Diversi relatori hanno anche messo in guardia la FTC sull’aumento delle frodi che utilizzano gli strumenti di intelligenza artificiale. Tim Friedlander, presidente dell’associazione nazionale degli operatori vocali, ha ricordato le pubblicità deepfake con Tom Hanks e MrBeast. E ha aggiunto: “Attualmente bastano tre secondi di audio sorgente per creare un clone vocale realistico, e i contenuti sintetici possono essere utilizzati per ingannare i consumatori e fargli credere che voci fidate stiano comunicando con loro”.

Proprio questa settimana, Hanks e MrBeast sono scesi in campo sui social media per avvertire i fan che le aziende hanno rubato le loro sembianze senza consenso per creare delle versioni IA di loro a fini commerciali.
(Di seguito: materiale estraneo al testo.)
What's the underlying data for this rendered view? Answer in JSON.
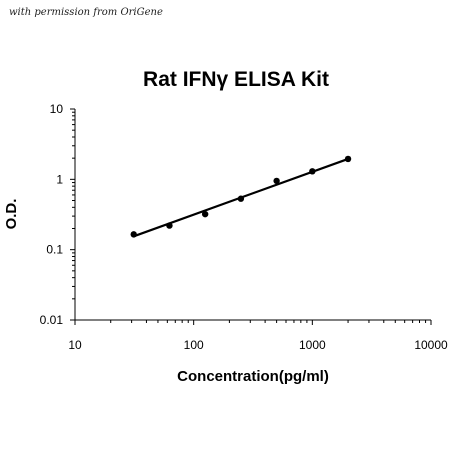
{
  "watermark": "with permission from OriGene",
  "chart_data": {
    "type": "scatter",
    "title": "Rat IFNγ ELISA Kit",
    "xlabel": "Concentration(pg/ml)",
    "ylabel": "O.D.",
    "x_scale": "log",
    "y_scale": "log",
    "xlim": [
      10,
      10000
    ],
    "ylim": [
      0.01,
      10
    ],
    "x_ticks": [
      "10",
      "100",
      "1000",
      "10000"
    ],
    "y_ticks": [
      "10",
      "1",
      "0.1",
      "0.01"
    ],
    "grid": false,
    "legend": "none",
    "series": [
      {
        "x": [
          31.25,
          62.5,
          125,
          250,
          500,
          1000,
          2000
        ],
        "y": [
          0.165,
          0.22,
          0.32,
          0.53,
          0.95,
          1.3,
          1.95
        ]
      }
    ],
    "trendline": {
      "x": [
        31.25,
        2000
      ],
      "y": [
        0.155,
        1.95
      ]
    },
    "colors": {
      "marker": "#000000",
      "line": "#000000"
    }
  }
}
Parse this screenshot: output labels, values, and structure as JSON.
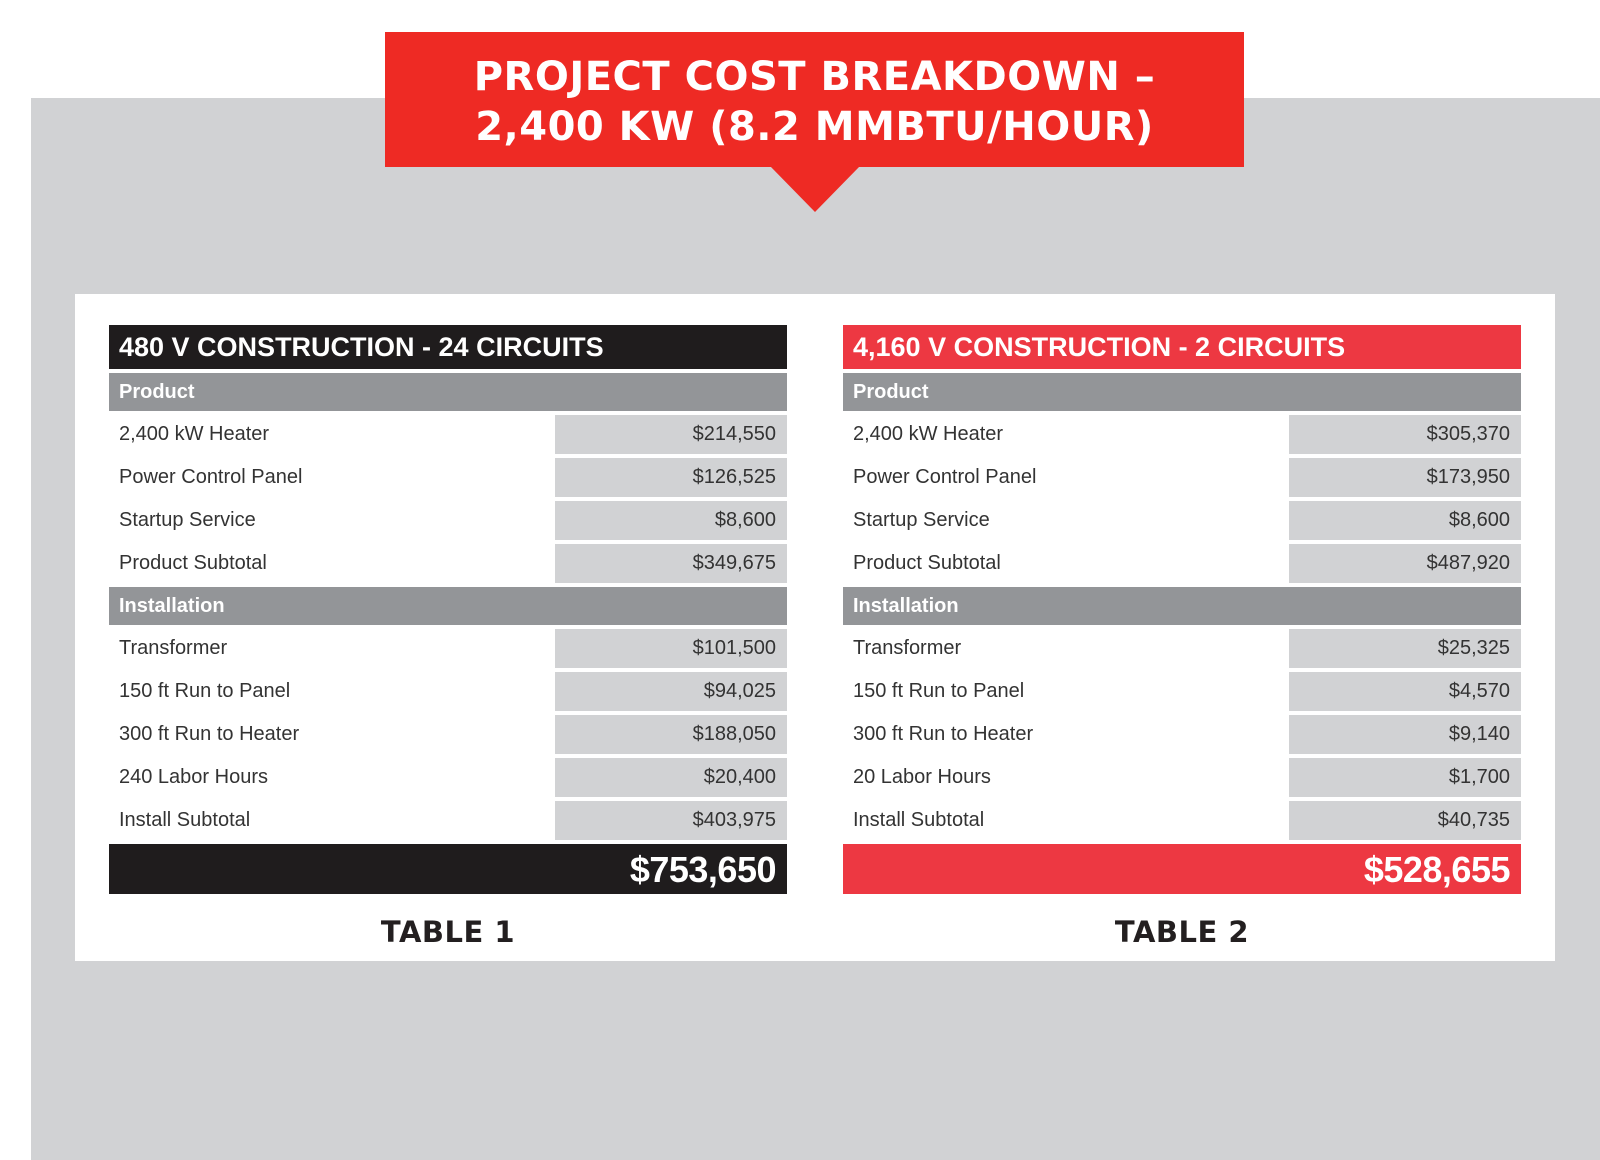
{
  "banner": {
    "line1": "PROJECT COST BREAKDOWN –",
    "line2": "2,400 KW (8.2 MMBTU/HOUR)"
  },
  "colors": {
    "banner_red": "#ee2a24",
    "table2_red": "#ed3842",
    "table1_black": "#1f1c1d",
    "section_gray": "#939598",
    "value_gray": "#d1d2d4"
  },
  "tables": [
    {
      "title": "480 V CONSTRUCTION - 24 CIRCUITS",
      "product_label": "Product",
      "product_rows": [
        {
          "label": "2,400 kW Heater",
          "value": "$214,550"
        },
        {
          "label": "Power Control Panel",
          "value": "$126,525"
        },
        {
          "label": "Startup Service",
          "value": "$8,600"
        },
        {
          "label": "Product Subtotal",
          "value": "$349,675"
        }
      ],
      "installation_label": "Installation",
      "installation_rows": [
        {
          "label": "Transformer",
          "value": "$101,500"
        },
        {
          "label": "150 ft Run to Panel",
          "value": "$94,025"
        },
        {
          "label": "300 ft Run to Heater",
          "value": "$188,050"
        },
        {
          "label": "240 Labor Hours",
          "value": "$20,400"
        },
        {
          "label": "Install Subtotal",
          "value": "$403,975"
        }
      ],
      "total": "$753,650",
      "caption": "TABLE 1"
    },
    {
      "title": "4,160 V CONSTRUCTION - 2 CIRCUITS",
      "product_label": "Product",
      "product_rows": [
        {
          "label": "2,400 kW Heater",
          "value": "$305,370"
        },
        {
          "label": "Power Control Panel",
          "value": "$173,950"
        },
        {
          "label": "Startup Service",
          "value": "$8,600"
        },
        {
          "label": "Product Subtotal",
          "value": "$487,920"
        }
      ],
      "installation_label": "Installation",
      "installation_rows": [
        {
          "label": "Transformer",
          "value": "$25,325"
        },
        {
          "label": "150 ft Run to Panel",
          "value": "$4,570"
        },
        {
          "label": "300 ft Run to Heater",
          "value": "$9,140"
        },
        {
          "label": "20 Labor Hours",
          "value": "$1,700"
        },
        {
          "label": "Install Subtotal",
          "value": "$40,735"
        }
      ],
      "total": "$528,655",
      "caption": "TABLE 2"
    }
  ]
}
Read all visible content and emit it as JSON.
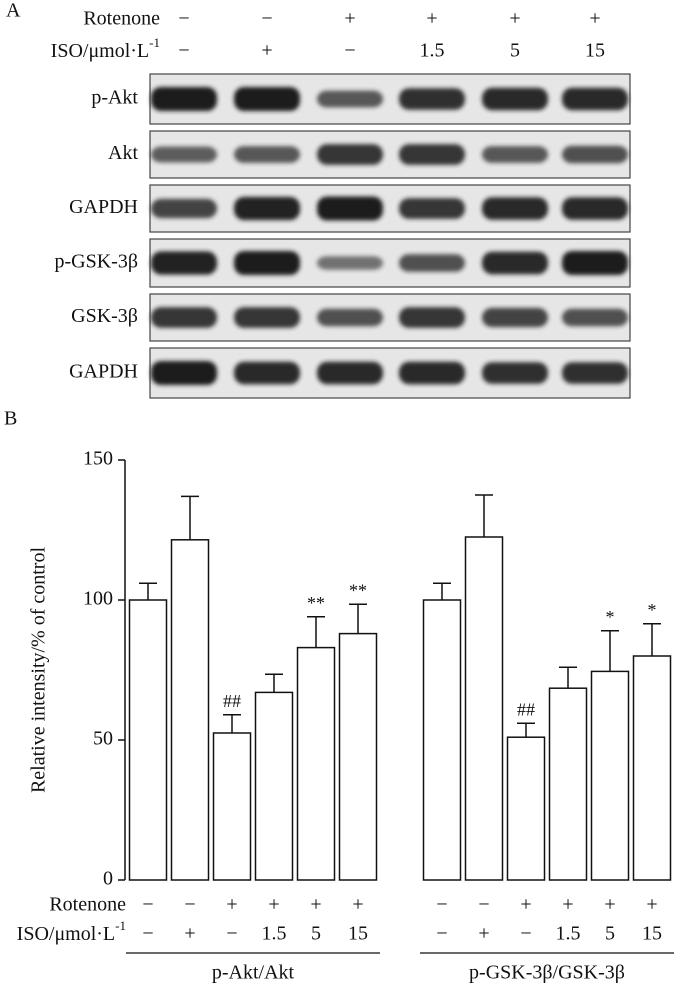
{
  "panel_a": {
    "label": "A",
    "rotenone_label": "Rotenone",
    "iso_label": "ISO/μmol·L",
    "iso_sup": "-1",
    "rotenone": [
      "−",
      "−",
      "+",
      "+",
      "+",
      "+"
    ],
    "iso": [
      "−",
      "+",
      "−",
      "1.5",
      "5",
      "15"
    ],
    "blots": [
      "p-Akt",
      "Akt",
      "GAPDH",
      "p-GSK-3β",
      "GSK-3β",
      "GAPDH"
    ]
  },
  "chart_data": {
    "type": "bar",
    "label": "B",
    "ylabel": "Relative intensity/% of control",
    "ylim": [
      0,
      150
    ],
    "yticks": [
      0,
      50,
      100,
      150
    ],
    "color": "#ffffff",
    "rotenone_label": "Rotenone",
    "iso_label": "ISO/μmol·L",
    "iso_sup": "-1",
    "rotenone": [
      "−",
      "−",
      "+",
      "+",
      "+",
      "+"
    ],
    "iso": [
      "−",
      "+",
      "−",
      "1.5",
      "5",
      "15"
    ],
    "groups": [
      {
        "name": "p-Akt/Akt",
        "values": [
          100,
          121.5,
          52.5,
          67,
          83,
          88
        ],
        "errors": [
          6,
          15.5,
          6.5,
          6.5,
          11,
          10.5
        ],
        "annotations": [
          null,
          null,
          "##",
          null,
          "**",
          "**"
        ]
      },
      {
        "name": "p-GSK-3β/GSK-3β",
        "values": [
          100,
          122.5,
          51,
          68.5,
          74.5,
          80
        ],
        "errors": [
          6,
          15,
          5,
          7.5,
          14.5,
          11.5
        ],
        "annotations": [
          null,
          null,
          "##",
          null,
          "*",
          "*"
        ]
      }
    ]
  }
}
In una delle accuse più inquietanti, Sara Ziff, fondatrice della Model Alliance, ha affermato che le agenzie di modelle stanno usando deepfakes dell’IA piuttosto che assumere modelle reali per soddisfare gli obiettivi di diversità.

“Una modella digitale creata attraverso l’intelligenza artificiale nel 2017 dalla prima agenzia interamente digitale al mondo è apparsa come base di marchi di fascia alta, come BMW e Louis Vuitton”, ha dichiarato Ziff, che ha fatto notare come anche Levi abbia annunciato quest’anno di utilizzare modelli generati dall’IA per aumentare l’apparenza di diversità. “I critici hanno definito questa operazione una forma di blackface digitale”.

L’ambito delle pratiche commerciali potenzialmente fraudolente di cui si preoccupa la FTC comprende anche le azioni che alcune aziende potrebbero mettere in atto per indebolire il lavoro. Il commissario Alvaro Bedoya ha fatto notare come gli Studios mettano alle strette gli attori di sfondo per scannerizzare le loro sembianze da utilizzare in futuro.